Conforme consta da exposição de motivos do projeto de lei que deu origem à Lei n. 13.878/19, a regra tem o objetivo de proporcionar eleições mais justas e evitar a representação de interesses pessoais em detrimento do coletivo.

Nem mesmo a pandemia causada pelo novo coronavírus e a doença Covid-19 afasta o dever de os candidatos respeitarem a norma aplicável a todos os concorrentes ao pleito, de modo a não se permitir uma vantagem absolutamente desproporcional para aqueles com maior poder econômico.

Não se trata de análise de má-fé ou de ofensa à lisura do pleito, mas de desobediência à norma cogente aplicável a todos os candidatos.

Os eleitores, por sua vez, têm limitação diferenciada, relativa ao percentual de patrimônio aplicável, e as normas se afiguram adequadas, razoáveis e proporcionais à legitimidade e à regularidade de campanhas eleitorais cada vez mais justas.

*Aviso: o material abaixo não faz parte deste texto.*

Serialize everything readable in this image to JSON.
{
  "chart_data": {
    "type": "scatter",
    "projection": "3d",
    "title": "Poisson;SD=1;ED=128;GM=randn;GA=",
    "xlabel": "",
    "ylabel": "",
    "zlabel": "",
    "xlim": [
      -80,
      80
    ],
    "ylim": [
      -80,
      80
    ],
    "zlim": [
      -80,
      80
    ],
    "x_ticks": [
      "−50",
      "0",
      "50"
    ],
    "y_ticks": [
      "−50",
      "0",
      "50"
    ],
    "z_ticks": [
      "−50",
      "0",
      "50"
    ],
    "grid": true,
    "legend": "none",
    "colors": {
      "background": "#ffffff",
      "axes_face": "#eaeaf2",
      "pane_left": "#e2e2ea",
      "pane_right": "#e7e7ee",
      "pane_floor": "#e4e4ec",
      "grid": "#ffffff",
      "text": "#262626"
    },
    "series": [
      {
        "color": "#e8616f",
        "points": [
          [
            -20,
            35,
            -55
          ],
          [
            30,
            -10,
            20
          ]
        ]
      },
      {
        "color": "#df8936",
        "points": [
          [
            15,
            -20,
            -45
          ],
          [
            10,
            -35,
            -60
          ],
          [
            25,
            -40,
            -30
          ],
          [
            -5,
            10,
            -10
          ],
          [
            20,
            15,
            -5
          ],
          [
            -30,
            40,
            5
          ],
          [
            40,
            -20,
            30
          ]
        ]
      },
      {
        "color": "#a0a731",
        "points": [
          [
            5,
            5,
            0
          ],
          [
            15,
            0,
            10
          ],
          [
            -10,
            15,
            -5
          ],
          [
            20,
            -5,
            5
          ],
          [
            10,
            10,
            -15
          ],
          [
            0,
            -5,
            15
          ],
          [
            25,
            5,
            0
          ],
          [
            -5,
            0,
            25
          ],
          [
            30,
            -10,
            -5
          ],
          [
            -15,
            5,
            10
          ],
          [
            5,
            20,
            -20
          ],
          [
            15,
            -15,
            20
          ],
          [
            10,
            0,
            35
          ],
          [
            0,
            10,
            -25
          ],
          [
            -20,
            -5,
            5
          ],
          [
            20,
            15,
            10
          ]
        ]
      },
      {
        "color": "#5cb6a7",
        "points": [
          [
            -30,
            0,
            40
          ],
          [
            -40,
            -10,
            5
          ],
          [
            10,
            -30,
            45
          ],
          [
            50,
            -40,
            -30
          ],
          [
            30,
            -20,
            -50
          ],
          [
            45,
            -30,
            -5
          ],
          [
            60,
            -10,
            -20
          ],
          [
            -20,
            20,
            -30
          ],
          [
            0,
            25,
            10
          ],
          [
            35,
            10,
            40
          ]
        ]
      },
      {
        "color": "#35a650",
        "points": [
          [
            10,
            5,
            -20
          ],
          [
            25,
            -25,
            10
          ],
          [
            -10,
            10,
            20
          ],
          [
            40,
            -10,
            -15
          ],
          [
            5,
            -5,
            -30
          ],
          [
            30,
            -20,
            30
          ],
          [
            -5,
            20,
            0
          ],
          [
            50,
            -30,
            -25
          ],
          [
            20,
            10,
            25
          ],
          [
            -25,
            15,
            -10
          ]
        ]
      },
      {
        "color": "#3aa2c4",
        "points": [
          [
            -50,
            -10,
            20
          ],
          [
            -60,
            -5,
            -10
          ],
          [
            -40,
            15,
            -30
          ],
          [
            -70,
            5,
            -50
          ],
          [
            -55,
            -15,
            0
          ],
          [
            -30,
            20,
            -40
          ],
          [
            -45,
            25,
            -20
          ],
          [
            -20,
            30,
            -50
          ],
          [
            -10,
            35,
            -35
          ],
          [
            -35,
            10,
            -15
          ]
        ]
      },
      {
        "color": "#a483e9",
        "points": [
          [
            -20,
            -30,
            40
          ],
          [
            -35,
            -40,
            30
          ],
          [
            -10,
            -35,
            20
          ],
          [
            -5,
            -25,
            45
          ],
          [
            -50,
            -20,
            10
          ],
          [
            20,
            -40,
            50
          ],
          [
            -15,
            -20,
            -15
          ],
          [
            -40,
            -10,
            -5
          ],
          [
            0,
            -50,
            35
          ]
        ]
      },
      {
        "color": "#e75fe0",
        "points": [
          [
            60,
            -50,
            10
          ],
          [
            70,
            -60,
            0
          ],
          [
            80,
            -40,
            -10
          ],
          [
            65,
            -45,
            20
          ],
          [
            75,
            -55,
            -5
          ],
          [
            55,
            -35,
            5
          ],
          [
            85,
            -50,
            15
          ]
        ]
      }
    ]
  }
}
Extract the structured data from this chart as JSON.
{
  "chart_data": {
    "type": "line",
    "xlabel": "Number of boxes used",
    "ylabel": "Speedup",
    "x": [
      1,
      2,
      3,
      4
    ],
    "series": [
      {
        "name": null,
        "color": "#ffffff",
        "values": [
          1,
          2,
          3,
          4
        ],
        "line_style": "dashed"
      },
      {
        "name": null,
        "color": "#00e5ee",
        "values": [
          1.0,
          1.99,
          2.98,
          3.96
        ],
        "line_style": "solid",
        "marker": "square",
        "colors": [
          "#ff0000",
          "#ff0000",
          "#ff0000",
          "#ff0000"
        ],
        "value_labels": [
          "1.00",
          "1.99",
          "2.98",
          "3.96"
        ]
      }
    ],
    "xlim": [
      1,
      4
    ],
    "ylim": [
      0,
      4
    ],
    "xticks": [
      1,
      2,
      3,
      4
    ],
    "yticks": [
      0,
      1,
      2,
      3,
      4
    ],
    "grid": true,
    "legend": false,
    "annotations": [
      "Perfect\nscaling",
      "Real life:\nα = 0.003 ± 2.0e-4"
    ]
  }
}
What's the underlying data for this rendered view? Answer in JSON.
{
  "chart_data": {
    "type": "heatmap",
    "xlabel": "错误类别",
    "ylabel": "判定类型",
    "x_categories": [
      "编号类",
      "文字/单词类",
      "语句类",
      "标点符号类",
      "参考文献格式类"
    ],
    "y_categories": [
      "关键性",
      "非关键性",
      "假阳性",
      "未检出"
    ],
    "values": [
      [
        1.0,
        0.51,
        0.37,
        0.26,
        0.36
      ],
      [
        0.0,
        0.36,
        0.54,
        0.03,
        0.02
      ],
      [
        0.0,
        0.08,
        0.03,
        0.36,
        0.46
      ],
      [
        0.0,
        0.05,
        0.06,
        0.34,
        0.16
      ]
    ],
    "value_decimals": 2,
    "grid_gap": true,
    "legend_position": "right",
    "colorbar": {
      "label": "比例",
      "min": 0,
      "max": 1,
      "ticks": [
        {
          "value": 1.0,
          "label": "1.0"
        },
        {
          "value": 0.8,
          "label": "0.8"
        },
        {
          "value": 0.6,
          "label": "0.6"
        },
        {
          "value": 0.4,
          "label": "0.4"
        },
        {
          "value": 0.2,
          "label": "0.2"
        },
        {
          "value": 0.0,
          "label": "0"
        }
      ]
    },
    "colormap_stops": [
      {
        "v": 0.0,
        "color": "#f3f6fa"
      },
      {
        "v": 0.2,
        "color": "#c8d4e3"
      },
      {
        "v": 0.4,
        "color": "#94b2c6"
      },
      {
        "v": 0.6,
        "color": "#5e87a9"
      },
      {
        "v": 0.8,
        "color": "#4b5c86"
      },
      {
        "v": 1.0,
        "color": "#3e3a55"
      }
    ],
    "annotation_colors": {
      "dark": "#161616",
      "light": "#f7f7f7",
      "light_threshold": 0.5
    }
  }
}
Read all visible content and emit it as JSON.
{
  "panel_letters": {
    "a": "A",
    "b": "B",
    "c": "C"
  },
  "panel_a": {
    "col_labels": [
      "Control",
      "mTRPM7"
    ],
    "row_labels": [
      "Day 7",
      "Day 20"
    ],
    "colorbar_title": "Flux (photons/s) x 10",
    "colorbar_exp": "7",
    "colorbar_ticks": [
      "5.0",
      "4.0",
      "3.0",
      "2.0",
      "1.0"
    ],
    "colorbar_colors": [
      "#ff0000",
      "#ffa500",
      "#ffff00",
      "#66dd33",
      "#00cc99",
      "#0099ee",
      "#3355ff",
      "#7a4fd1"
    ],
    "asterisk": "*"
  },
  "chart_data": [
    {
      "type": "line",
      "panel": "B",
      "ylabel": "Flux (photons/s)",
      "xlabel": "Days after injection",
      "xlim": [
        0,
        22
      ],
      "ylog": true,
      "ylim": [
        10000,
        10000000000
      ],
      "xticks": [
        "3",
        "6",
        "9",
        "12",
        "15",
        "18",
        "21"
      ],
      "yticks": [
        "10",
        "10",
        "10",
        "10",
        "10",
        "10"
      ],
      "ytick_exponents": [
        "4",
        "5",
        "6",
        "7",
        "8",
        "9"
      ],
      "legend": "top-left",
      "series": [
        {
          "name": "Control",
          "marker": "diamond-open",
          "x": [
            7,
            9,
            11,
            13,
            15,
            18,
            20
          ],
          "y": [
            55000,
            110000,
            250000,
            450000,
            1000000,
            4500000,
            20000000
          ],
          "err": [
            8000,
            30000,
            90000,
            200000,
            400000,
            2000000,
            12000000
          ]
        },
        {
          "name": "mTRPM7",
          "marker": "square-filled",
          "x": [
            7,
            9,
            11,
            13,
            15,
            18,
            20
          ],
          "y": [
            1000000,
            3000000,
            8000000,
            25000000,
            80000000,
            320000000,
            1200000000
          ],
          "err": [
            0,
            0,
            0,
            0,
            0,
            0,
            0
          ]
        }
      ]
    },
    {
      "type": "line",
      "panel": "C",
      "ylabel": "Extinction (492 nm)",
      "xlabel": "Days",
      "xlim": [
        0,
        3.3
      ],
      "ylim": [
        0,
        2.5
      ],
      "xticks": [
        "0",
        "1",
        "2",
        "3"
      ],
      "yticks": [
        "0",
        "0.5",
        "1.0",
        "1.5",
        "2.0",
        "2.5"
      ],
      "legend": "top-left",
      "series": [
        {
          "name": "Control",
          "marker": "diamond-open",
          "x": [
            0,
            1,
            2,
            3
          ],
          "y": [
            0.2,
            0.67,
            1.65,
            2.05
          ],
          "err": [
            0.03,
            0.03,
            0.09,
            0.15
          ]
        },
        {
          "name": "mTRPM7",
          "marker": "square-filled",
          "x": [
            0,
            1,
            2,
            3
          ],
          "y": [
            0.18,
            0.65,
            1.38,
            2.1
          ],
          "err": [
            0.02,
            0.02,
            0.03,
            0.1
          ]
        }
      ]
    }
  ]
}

Portanto, rejeito a arguição.

Quanto ao pedido de reforma da sentença, verifica-se inegável o excesso de autofinanciamento de campanha de R$ 5.608,45, tendo o recorrente se limitado a referir que o patamar foi extrapolado em razão da pandemia.

Ocorre que a regra objetiva alcançar uma igualdade, ainda que relativa, entre os concorrentes, ou seja, é uma forma de mitigar eventuais desequilíbrios patrimoniais dos candidatos que poderiam interferir de modo substancial nos resultados da campanha.

Desse modo, considerando que a pandemia foi óbice enfrentado por todos os candidatos no pleito de 2020, impõe-se a confirmação da sentença.

A irregularidade de R$ 5.608,45 representa 46,95% do total de receitas declaradas (R$ 11.945,40), quantia e percentual expressivos e acima do valor de R$ 1.064,10, considerado módico pelo art. 21, § 1º, da Resolução TSE n. 23.607/19, razão pela qual é inviável a aplicação dos postulados da razoabilidade e da proporcionalidade para que as contas sejam aprovadas.

A penalidade de multa fixada na sentença em 100% da quantia em excesso, equivalente ao valor de R$ 5.608,45, encontra previsão no art. 27, §§ 1º e 4º, da Resolução TSE n. 23.607/19, e o patamar se afigura razoável, adequado e proporcional à falha verificada.

Nesse ponto, verifico que o recorrente postulou a redução da multa alegando que a penalidade deveria obedecer à sua capacidade financeira, mas não apresentou nenhum documento para demonstrar a impossibilidade de pagamento ou a insuficiência de recursos econômicos para arcar com o custeio do débito.

A falha se apresenta grave uma vez que os recursos próprios arrecadados corresponderam a 293,3% do limite legal estabelecido, e o valor de R$ 5.608,45, aplicado pelo candidato, é quase o dobro do patamar legal de R$ 2.842,55.

Portanto, as razões recursais são insuficientes para infirmar a conclusão no sentido de que o candidato excedeu o limite de recursos próprios que poderia ter doado para a sua campanha.

Diante do exposto, rejeito a matéria preliminar e VOTO pelo desprovimento do recurso, para manter a aprovação das contas com ressalvas e a sanção de multa de R$ 5.608,45, nos termos da fundamentação.